Neste artigo técnico, a médica veterinária Auroxochitl Monteiro Pinheiro fala ainda sobre a necessidade do parto assistido
A criação de cavalos é feita de histórias. E qual dentre elas nunca teve uma em que o principal potro neonato daquele ano, ou de algum muito especial em que nasceu, mas não conseguia se manter em pé? Ou ainda que não conseguia mamar, ou a égua não tinha leite?

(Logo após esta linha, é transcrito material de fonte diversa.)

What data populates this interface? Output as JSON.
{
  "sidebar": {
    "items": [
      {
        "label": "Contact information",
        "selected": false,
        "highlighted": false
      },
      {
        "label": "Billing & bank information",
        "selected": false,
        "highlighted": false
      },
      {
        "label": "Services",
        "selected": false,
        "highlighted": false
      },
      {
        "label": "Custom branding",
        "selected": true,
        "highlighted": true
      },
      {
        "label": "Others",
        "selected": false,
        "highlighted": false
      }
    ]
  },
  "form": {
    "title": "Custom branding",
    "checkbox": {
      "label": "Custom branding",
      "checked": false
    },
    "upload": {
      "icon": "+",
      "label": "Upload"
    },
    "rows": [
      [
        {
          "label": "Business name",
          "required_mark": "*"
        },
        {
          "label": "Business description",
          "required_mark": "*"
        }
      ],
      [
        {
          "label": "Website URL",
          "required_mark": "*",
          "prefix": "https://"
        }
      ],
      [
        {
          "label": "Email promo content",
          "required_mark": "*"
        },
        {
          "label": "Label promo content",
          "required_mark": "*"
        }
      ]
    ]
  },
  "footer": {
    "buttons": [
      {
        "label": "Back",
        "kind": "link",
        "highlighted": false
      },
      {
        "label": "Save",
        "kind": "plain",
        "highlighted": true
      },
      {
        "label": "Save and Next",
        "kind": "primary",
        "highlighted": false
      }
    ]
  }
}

Sobretudo, histórias como essas são mais comuns do que imaginamos. E a única presença que nos toma é a frustração, pois ali – mais do que grandes sonhos – estão inúmeros fatores de investimentos, tempo, e uma estação de monta fracassada. O que precisamos é tornar cada vez mais esse assunto conhecido e que ele faça parte dentro da nossa rotina no haras.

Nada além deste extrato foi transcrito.